[The Journey to the Polar Sea by John Franklin]@TWC D-Link bookThe Journey to the Polar Sea CHAPTER 4 36/80
The meat which covers the spinal processes themselves after the wig is removed is next in esteem for its flavour and juiciness and is more exclusively termed the hump by the hunters. The party was prevented from visiting a Stone Indian encampment by a heavy fall of snow, which made it impracticable to go and return the same day.
We were dissuaded from sleeping at their tents by the interpreter at the North-West post who told us they considered the whooping-cough and measles, under which they were now suffering, to have been introduced by some white people recently arrived in the country, and that he feared those who had lost relatives, imagining we were the persons, might vent their revenge on us.

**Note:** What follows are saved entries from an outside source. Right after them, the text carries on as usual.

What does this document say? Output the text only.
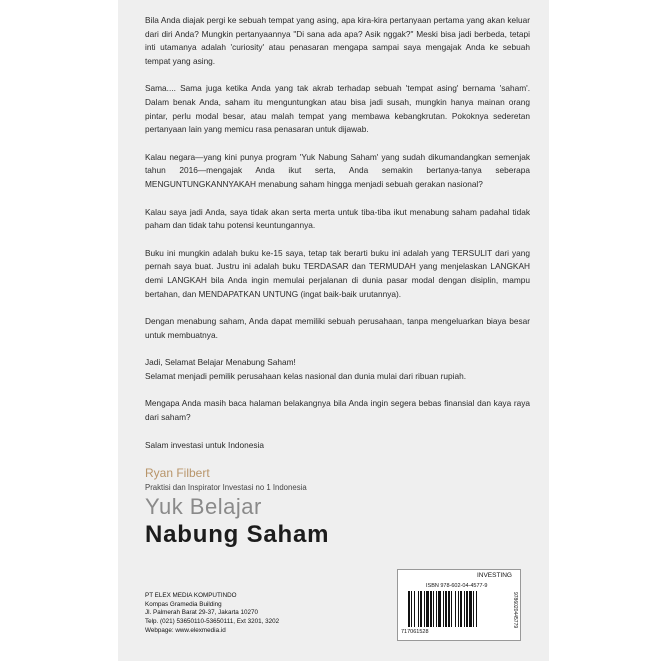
Bila Anda diajak pergi ke sebuah tempat yang asing, apa kira-kira pertanyaan pertama yang akan keluar dari diri Anda? Mungkin pertanyaannya "Di sana ada apa? Asik nggak?" Meski bisa jadi berbeda, tetapi inti utamanya adalah 'curiosity' atau penasaran mengapa sampai saya mengajak Anda ke sebuah tempat yang asing.

Sama.... Sama juga ketika Anda yang tak akrab terhadap sebuah 'tempat asing' bernama 'saham'. Dalam benak Anda, saham itu menguntungkan atau bisa jadi susah, mungkin hanya mainan orang pintar, perlu modal besar, atau malah tempat yang membawa kebangkrutan. Pokoknya sederetan pertanyaan lain yang memicu rasa penasaran untuk dijawab.

Kalau negara—yang kini punya program 'Yuk Nabung Saham' yang sudah dikumandangkan semenjak tahun 2016—mengajak Anda ikut serta, Anda semakin bertanya-tanya seberapa MENGUNTUNGKANNYAKAH menabung saham hingga menjadi sebuah gerakan nasional?

Kalau saya jadi Anda, saya tidak akan serta merta untuk tiba-tiba ikut menabung saham padahal tidak paham dan tidak tahu potensi keuntungannya.

Buku ini mungkin adalah buku ke-15 saya, tetap tak berarti buku ini adalah yang TERSULIT dari yang pernah saya buat. Justru ini adalah buku TERDASAR dan TERMUDAH yang menjelaskan LANGKAH demi LANGKAH bila Anda ingin memulai perjalanan di dunia pasar modal dengan disiplin, mampu bertahan, dan MENDAPATKAN UNTUNG (ingat baik-baik urutannya).

Dengan menabung saham, Anda dapat memiliki sebuah perusahaan, tanpa mengeluarkan biaya besar untuk membuatnya.

Jadi, Selamat Belajar Menabung Saham!

Selamat menjadi pemilik perusahaan kelas nasional dan dunia mulai dari ribuan rupiah.

Mengapa Anda masih baca halaman belakangnya bila Anda ingin segera bebas finansial dan kaya raya dari saham?

Salam investasi untuk Indonesia

Ryan Filbert
Praktisi dan Inspirator Investasi no 1 Indonesia
Yuk Belajar
Nabung Saham
PT ELEX MEDIA KOMPUTINDO
Kompas Gramedia Building
Jl. Palmerah Barat 29-37, Jakarta 10270
Telp. (021) 53650110-53650111, Ext 3201, 3202
Webpage: www.elexmedia.id
INVESTING
ISBN 978-602-04-4577-9
9786020445779
717061528
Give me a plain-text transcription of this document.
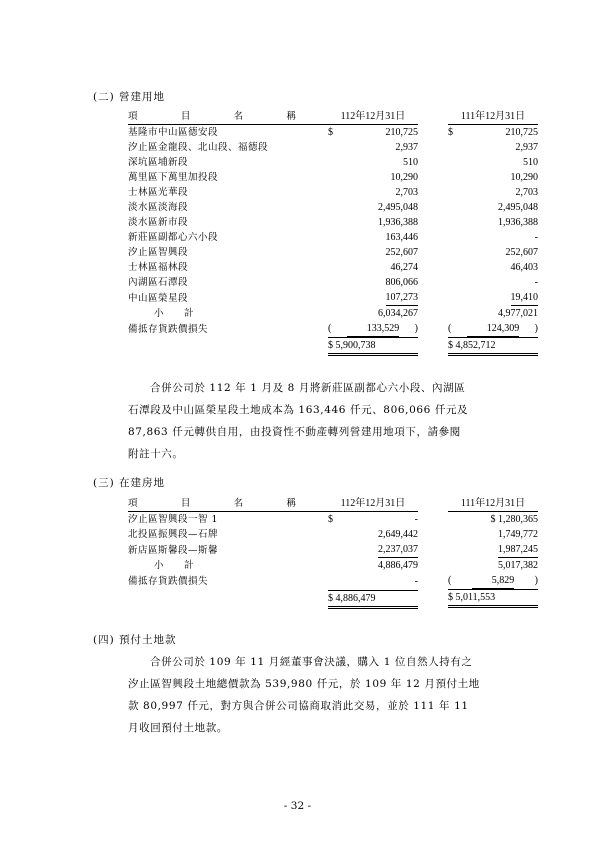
(二) 營建用地
項 目 名 稱		112年12月31日		111年12月31日
基隆市中山區德安段		$ 210,725		$ 210,725

汐止區金龍段、北山段、福德段		2,937		2,937

深坑區埔新段		510		510

萬里區下萬里加投段		10,290		10,290

士林區光華段		2,703		2,703

淡水區淡海段		2,495,048		2,495,048

淡水區新市段		1,936,388		1,936,388

新莊區副都心六小段		163,446		-

汐止區智興段		252,607		252,607

士林區福林段		46,274		46,403

內湖區石潭段		806,066		-

中山區榮星段		107,273		19,410

小　　計		6,034,267		4,977,021
備抵存貨跌價損失		( 133,529 )		( 124,309 )

		$ 5,900,738		$ 4,852,712

合併公司於 112 年 1 月及 8 月將新莊區副都心六小段、內湖區

石潭段及中山區榮星段土地成本為 163,446 仟元、806,066 仟元及

87,863 仟元轉供自用，由投資性不動產轉列營建用地項下，請參閱

附註十六。

(三) 在建房地
項 目 名 稱		112年12月31日		111年12月31日
汐止區智興段一智 1		$ -		$ 1,280,365

北投區振興段—石牌		2,649,442		1,749,772

新店區斯馨段—斯馨		2,237,037		1,987,245

小　　計		4,886,479		5,017,382
備抵存貨跌價損失		-		( 5,829 )

		$ 4,886,479		$ 5,011,553
(四) 預付土地款

合併公司於 109 年 11 月經董事會決議，購入 1 位自然人持有之

汐止區智興段土地總價款為 539,980 仟元，於 109 年 12 月預付土地

款 80,997 仟元，對方與合併公司協商取消此交易，並於 111 年 11

月收回預付土地款。

- 32 -
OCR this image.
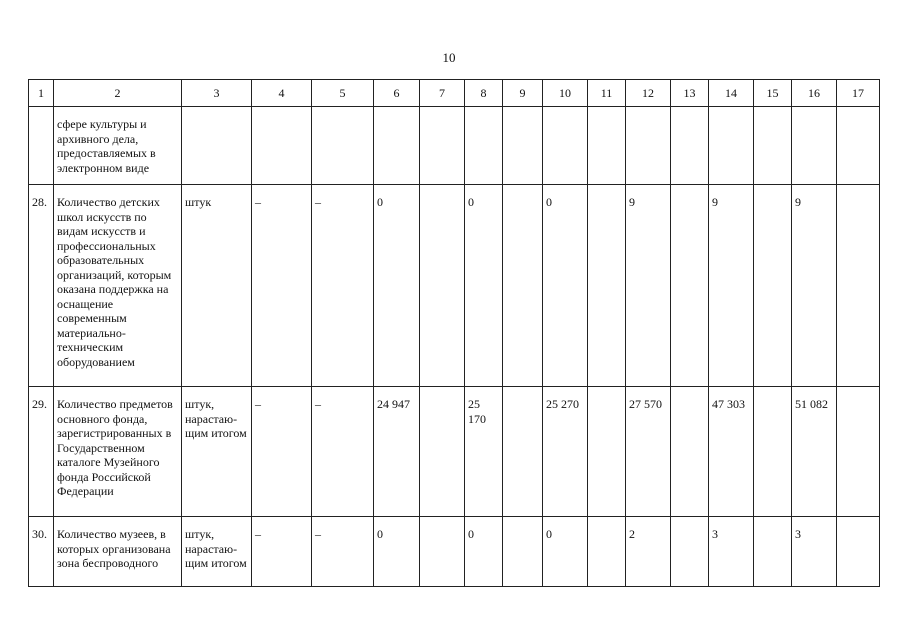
10
1	2	3	4	5	6	7	8	9	10	11	12	13	14	15	16	17
	сфере культуры и архивного дела, предоставляемых в электронном виде															
28.	Количество детских школ искусств по видам искусств и профессиональных образовательных организаций, которым оказана поддержка на оснащение современным материально-техническим оборудованием	штук	–	–	0		0		0		9		9		9	
29.	Количество предметов основного фонда, зарегистрированных в Государственном каталоге Музейного фонда Российской Федерации	штук, нарастаю-щим итогом	–	–	24 947		25 170		25 270		27 570		47 303		51 082	
30.	Количество музеев, в которых организована зона беспроводного	штук, нарастаю-щим итогом	–	–	0		0		0		2		3		3	
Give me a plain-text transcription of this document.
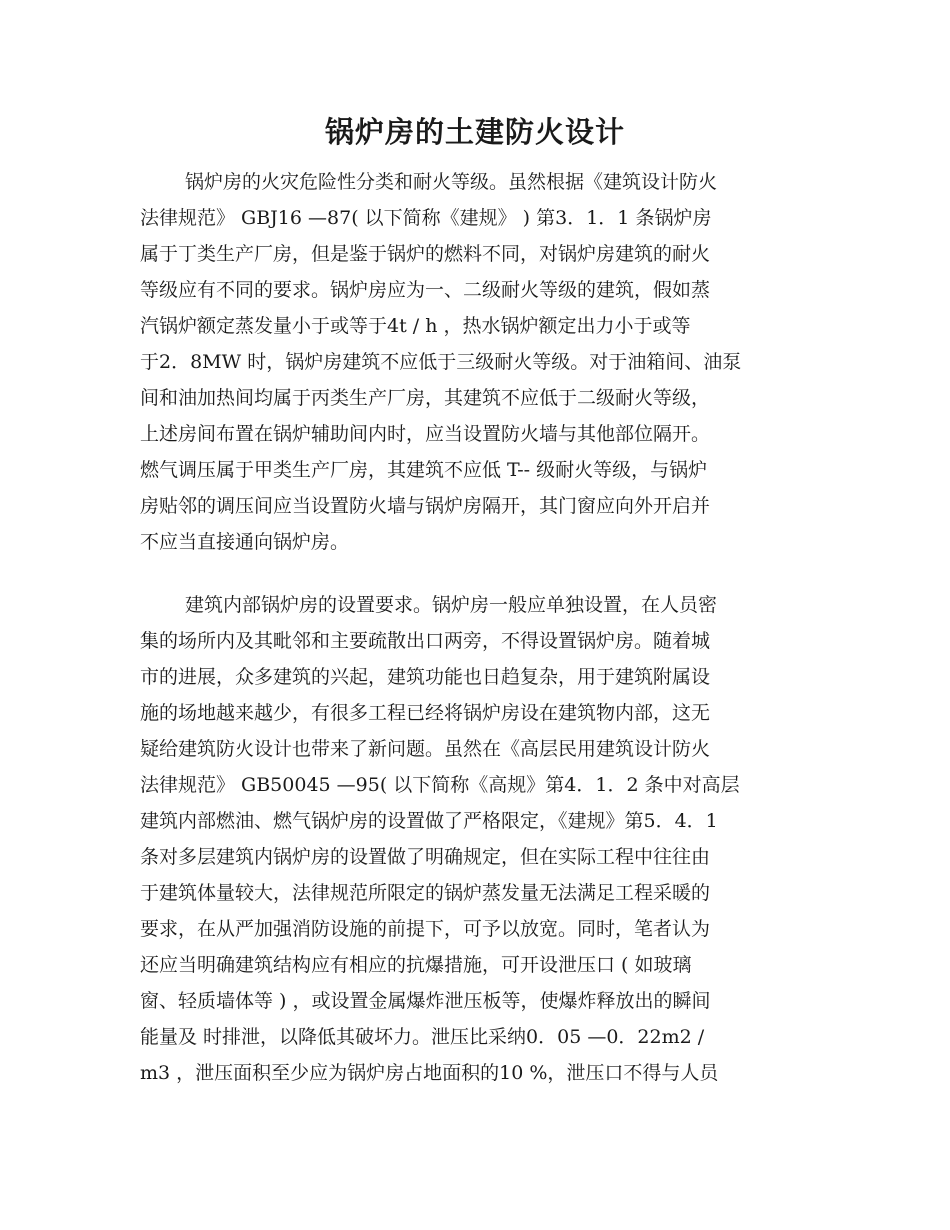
锅炉房的土建防火设计
锅炉房的火灾危险性分类和耐火等级。虽然根据《建筑设计防火
法律规范》 GBJ16 —87( 以下简称《建规》 ) 第3．1．1 条锅炉房
属于丁类生产厂房，但是鉴于锅炉的燃料不同，对锅炉房建筑的耐火
等级应有不同的要求。锅炉房应为一、二级耐火等级的建筑，假如蒸
汽锅炉额定蒸发量小于或等于4t / h ，热水锅炉额定出力小于或等
于2．8MW 时，锅炉房建筑不应低于三级耐火等级。对于油箱间、油泵
间和油加热间均属于丙类生产厂房，其建筑不应低于二级耐火等级，
上述房间布置在锅炉辅助间内时，应当设置防火墙与其他部位隔开。
燃气调压属于甲类生产厂房，其建筑不应低 T-- 级耐火等级，与锅炉
房贴邻的调压间应当设置防火墙与锅炉房隔开，其门窗应向外开启并
不应当直接通向锅炉房。
建筑内部锅炉房的设置要求。锅炉房一般应单独设置，在人员密
集的场所内及其毗邻和主要疏散出口两旁，不得设置锅炉房。随着城
市的进展，众多建筑的兴起，建筑功能也日趋复杂，用于建筑附属设
施的场地越来越少，有很多工程已经将锅炉房设在建筑物内部，这无
疑给建筑防火设计也带来了新问题。虽然在《高层民用建筑设计防火
法律规范》 GB50045 —95( 以下简称《高规》第4．1．2 条中对高层
建筑内部燃油、燃气锅炉房的设置做了严格限定，《建规》第5．4．1
条对多层建筑内锅炉房的设置做了明确规定，但在实际工程中往往由
于建筑体量较大，法律规范所限定的锅炉蒸发量无法满足工程采暖的
要求，在从严加强消防设施的前提下，可予以放宽。同时，笔者认为
还应当明确建筑结构应有相应的抗爆措施，可开设泄压口 ( 如玻璃
窗、轻质墙体等 ) ，或设置金属爆炸泄压板等，使爆炸释放出的瞬间
能量及 时排泄，以降低其破坏力。泄压比采纳0．05 —0．22m2 /
m3 ，泄压面积至少应为锅炉房占地面积的10 %，泄压口不得与人员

We regretted to learn that these diseases had been so very destructive among the tribes along the Saskatchewan as to have carried off about three hundred persons, Crees and Asseenaboines, within the trading circle of these establishments.
The interpreter also informed us of another bad trait peculiar to the Stone Indians.
Though they receive a visitor kindly at their tents and treat him very hospitably during his stay yet it is very probable they will despatch some young men to waylay and rob him in going towards the post: indeed all the traders assured us it was more necessary to be vigilantly on our guard on the occasion of a visit to them than at any other time. Carlton House (which our observations place in latitude 52 degrees 50 minutes 47 seconds North, longitude 106 degrees 12 minutes 42 seconds West, variation 20 degrees 44 minutes 47 seconds East) is pleasantly situated about a quarter of a mile from the river's side on the flat ground under the shelter of the high banks that bound the plains.